In the School of Environment, Resources, and Development; 13 faculty members are working in Food, Agriculture, & Natural Resources, seven in Development and Sustainability, and five in Energy and Climate Change.

In the School of Engineering and Technology, 14 work in Civil and Infrastructure Engineering, seven in Industrial Systems Engineering, and nine in Information and Communication Technologies.
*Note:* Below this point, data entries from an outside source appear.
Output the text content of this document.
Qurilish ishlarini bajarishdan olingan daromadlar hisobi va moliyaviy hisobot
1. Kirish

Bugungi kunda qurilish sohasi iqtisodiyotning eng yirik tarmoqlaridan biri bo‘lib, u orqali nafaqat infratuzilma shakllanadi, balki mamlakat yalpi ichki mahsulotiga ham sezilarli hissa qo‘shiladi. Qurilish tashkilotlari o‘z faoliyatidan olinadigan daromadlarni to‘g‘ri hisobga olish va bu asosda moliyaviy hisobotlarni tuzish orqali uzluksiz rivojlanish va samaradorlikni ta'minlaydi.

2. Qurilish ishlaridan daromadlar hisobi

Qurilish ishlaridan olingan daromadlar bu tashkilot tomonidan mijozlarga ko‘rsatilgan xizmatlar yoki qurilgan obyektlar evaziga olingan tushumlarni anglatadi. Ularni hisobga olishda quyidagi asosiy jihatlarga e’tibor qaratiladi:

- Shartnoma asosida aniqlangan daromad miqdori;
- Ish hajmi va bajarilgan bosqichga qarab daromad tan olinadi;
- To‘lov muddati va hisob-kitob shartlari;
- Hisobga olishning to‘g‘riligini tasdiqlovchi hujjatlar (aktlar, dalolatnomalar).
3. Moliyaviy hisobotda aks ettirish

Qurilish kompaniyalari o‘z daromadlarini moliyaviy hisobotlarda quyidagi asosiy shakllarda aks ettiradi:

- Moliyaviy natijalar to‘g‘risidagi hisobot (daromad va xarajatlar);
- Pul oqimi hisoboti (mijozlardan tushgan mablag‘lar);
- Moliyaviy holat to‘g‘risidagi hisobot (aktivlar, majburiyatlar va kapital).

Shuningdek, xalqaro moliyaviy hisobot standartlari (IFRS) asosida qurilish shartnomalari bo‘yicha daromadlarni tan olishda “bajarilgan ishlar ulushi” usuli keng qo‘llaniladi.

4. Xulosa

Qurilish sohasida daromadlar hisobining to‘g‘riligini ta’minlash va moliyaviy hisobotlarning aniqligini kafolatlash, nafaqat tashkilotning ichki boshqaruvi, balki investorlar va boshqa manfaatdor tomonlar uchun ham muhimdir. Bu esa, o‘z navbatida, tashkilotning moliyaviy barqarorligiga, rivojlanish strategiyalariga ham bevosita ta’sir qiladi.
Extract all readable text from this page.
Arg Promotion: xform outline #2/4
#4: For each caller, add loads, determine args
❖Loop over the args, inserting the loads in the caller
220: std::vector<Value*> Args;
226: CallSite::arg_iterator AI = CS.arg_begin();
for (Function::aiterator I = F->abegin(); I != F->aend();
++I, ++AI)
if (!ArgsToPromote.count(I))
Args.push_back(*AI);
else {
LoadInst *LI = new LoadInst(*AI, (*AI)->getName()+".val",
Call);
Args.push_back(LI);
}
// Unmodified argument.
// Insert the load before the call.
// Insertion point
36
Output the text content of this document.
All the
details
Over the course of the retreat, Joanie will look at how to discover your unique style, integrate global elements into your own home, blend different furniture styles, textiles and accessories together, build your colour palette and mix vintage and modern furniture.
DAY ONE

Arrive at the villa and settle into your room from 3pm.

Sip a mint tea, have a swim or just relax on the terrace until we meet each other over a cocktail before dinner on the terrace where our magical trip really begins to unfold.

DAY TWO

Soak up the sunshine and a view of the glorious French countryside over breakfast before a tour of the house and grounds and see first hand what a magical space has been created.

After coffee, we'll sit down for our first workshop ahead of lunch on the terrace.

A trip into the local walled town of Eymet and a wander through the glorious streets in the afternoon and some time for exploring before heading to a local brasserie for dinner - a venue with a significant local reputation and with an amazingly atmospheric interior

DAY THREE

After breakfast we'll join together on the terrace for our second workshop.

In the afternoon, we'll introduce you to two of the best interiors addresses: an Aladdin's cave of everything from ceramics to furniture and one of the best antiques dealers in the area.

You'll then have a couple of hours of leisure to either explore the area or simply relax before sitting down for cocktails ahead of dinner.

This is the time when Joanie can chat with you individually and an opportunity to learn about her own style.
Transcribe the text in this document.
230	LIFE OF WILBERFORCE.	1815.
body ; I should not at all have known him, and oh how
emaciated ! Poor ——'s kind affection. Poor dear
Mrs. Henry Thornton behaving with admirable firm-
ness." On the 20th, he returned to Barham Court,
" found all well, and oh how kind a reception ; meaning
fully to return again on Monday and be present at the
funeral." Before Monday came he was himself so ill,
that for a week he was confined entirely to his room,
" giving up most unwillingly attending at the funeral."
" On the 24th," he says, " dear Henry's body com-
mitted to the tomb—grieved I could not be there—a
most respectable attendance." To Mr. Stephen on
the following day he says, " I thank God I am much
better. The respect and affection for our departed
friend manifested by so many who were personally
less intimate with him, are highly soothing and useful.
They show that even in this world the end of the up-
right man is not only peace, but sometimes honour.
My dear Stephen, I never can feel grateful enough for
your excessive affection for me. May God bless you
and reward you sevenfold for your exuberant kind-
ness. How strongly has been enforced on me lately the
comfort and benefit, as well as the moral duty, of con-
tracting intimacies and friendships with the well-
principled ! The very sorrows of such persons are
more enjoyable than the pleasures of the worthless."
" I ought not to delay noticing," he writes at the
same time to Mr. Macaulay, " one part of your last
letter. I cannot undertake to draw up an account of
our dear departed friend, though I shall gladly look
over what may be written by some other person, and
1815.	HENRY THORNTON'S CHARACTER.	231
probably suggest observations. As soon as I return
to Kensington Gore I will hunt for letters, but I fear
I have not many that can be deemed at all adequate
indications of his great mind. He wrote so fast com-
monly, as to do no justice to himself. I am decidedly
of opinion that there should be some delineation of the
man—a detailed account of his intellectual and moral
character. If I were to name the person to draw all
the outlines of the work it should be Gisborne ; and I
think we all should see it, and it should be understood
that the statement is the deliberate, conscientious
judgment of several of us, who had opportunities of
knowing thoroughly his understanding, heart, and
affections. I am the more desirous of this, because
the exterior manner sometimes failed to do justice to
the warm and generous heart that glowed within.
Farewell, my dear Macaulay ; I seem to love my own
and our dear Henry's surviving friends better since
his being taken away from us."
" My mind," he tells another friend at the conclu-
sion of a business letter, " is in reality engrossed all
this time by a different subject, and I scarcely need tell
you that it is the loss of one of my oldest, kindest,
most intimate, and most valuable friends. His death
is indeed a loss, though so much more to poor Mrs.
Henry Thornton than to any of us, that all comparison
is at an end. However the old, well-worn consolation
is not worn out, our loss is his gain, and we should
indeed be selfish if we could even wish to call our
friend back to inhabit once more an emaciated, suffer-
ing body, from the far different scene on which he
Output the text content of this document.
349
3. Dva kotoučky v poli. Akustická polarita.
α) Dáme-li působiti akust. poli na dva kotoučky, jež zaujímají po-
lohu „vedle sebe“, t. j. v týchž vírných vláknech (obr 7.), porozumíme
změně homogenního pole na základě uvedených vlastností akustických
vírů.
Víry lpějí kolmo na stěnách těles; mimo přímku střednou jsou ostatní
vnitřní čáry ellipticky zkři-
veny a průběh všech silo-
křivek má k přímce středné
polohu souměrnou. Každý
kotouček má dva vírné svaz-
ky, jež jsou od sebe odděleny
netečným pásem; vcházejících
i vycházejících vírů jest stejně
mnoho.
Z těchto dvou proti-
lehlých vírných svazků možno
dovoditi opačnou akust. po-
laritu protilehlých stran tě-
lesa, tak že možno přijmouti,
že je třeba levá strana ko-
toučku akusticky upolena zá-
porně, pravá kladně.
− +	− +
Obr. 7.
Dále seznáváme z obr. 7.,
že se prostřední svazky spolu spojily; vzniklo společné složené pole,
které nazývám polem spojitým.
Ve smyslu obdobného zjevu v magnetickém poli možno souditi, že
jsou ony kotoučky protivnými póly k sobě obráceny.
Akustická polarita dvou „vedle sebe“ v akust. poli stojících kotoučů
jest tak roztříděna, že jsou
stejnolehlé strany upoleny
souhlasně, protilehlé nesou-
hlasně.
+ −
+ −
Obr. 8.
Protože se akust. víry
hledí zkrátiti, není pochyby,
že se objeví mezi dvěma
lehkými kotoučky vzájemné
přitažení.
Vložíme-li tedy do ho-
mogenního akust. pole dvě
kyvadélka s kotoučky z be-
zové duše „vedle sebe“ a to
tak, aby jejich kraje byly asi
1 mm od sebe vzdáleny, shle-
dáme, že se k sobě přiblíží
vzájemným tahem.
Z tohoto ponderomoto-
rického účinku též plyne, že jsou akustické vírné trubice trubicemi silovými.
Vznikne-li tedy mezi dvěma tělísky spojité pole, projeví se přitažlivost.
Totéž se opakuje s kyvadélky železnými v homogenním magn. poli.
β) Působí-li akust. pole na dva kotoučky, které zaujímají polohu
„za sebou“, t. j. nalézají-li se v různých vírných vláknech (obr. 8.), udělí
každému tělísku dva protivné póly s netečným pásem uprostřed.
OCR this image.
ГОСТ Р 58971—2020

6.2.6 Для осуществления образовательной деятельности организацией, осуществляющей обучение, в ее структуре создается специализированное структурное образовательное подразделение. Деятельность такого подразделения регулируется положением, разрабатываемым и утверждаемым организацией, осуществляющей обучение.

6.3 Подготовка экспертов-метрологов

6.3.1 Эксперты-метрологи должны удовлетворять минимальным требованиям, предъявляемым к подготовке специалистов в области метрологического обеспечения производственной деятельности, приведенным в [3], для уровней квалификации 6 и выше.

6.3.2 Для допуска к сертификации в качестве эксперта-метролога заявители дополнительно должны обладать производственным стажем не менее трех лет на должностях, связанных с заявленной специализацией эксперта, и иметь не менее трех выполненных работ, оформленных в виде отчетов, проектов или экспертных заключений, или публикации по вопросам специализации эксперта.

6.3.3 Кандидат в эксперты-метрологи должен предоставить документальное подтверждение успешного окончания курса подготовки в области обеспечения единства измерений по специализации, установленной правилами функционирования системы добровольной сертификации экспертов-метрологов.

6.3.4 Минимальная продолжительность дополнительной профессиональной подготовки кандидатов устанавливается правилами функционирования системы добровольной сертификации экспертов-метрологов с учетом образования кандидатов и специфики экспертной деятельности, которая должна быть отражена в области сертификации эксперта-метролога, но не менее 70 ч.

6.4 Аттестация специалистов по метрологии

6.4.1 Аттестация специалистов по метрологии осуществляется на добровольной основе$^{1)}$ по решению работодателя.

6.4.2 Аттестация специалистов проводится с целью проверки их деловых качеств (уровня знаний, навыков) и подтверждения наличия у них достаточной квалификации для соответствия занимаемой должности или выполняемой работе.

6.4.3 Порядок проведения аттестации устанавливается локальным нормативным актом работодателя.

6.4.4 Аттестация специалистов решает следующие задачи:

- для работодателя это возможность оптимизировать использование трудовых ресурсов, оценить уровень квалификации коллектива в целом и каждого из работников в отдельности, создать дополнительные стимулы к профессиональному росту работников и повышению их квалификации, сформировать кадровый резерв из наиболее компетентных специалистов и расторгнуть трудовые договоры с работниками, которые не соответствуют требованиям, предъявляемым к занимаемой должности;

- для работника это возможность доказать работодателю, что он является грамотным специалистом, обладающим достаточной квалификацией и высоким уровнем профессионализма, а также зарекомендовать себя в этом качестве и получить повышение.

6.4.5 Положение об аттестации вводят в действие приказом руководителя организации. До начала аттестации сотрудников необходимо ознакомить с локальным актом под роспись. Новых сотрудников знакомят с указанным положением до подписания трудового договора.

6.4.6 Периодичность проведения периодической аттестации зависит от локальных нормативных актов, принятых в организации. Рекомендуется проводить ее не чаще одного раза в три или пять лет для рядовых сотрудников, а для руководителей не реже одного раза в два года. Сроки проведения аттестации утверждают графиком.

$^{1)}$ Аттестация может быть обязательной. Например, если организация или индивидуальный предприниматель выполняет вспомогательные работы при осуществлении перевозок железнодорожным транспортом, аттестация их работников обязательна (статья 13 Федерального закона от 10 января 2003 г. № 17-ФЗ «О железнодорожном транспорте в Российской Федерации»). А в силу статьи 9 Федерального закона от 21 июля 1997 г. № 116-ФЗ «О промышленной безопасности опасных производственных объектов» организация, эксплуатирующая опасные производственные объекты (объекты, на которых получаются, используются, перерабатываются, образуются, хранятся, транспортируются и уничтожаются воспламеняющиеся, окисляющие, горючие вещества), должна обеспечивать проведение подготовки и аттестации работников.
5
The School of Management has six faculty members including the Dean.

=== Alumni ===
Prominent alumni in Thailand include Dr. Prasarn Trairatvorakul, former Governor of Bank of Thailand; Gen. Boonsrang Niumpradit, former Thai Army Chief; Dr. Somchet Tinnapong, managing director of Dawei Development Company; Dr. Prasert Patramai, Chairman of Board of TEAM GROUP, Mr. Chaiwat Kovavisarach, President and chief executive officer of Bangchak Corporation,; Somprasong Boonyachai, Director, Intouch Holdings, and Vice Chairman of Board of Advanced Info Service; Sumate Tanthuwanit, CEO, Ngow Hock Group, TIPS Co Ltd. Thai Prosperity Terminal Co., ltd., and Sintanachote Co.Ltd; Chaovalit Ekabut, Former President, SCG Investment and CFO Siam Cement Public Company Limited; Dr. Chainarong Na Lamphun, President and CEO, INDEX International Group; Preecha Ekkunagul, President and CEO of Central Pattana Public Company Limited; Vichai Bhucharoen, chairman, Board of Directors, GMS Corporation Ltd.; and Dr. Yanyong Phataralaoha, managing director, Thai Pipe Industry Company Limited;

International alumni include Mao Chi-kuo, Premier of Taiwan, Yu Xiaogang, winner of Ramon Magsaysay Award), Imtiaz Gilani, Provisional Minister of Education for the Government of Khyber Pakhtunkhwa; Rafiul Ahad, Vice President, Software Development, Oracle Corporation; Huỳnh Ngọc Phiên, President, AMATA Group; Phạm Lê Thanh, chairman, EVM Vietnam Electricity, Boun Oum Syvanhpheng, CEO, Électricité du Laos; Nadeem Amjad, Member (National Resources) Pakistan Agricultural Research Council (PARC); Muhammad P Aftab, Vice President, National Engineering Services (NESPAK); MALWILA DISSANAYAKE, Malwila Dissanayake, chair, Environmental Science, Lakehead College, Canada; Wachchi Patabendege Ranjith Premalal De Silva; Vice Chancellor, Uva Wellassa University; Dr. Bindu Lohani, former Vice President of Asian Development Bank; and Dr. Tong Ki Woo, Governor of Education, Daegu Metropolitan City, Korea, and former president of Yeungnam University; Nang Phyu Phyu Lin, Burmese women's rights activist.

==Notable alumni==

| Name | Degree | Degree Year | Notability | Notes |
|---|---|---|---|---|
| Boonsrang Niumpradit | D. Eng. | 1978 | Former Thai Army chief |  |
| Mao Chi-kuo | M. Eng. (Community & Regional Development) | 1975 | Former Premier of the Republic of China |  |
| Yu Xiaogang | M.Sc. (Interdisciplinary Natural Resource Development and Management) | 1993 | Among the six winners of the 2009 Ramon Magsaysay Awards |  |
| Imtiaz Gilani | M. Eng. (Structural Engineering and Construction) | 1971 | Provisional Minister of Education for the Government of Khyber Pakhtunkhwa |  |
| Bindu Lohani | Ph.D. (Environmental Engineering) | 1977 | Former Vice President Asian Development Bank |  |

== DOT th Domain Name ==
AIT administered .th, the country code top-level domain for Thailand until 2007 when the administration was transferred to the Thai Network Information Center Foundation.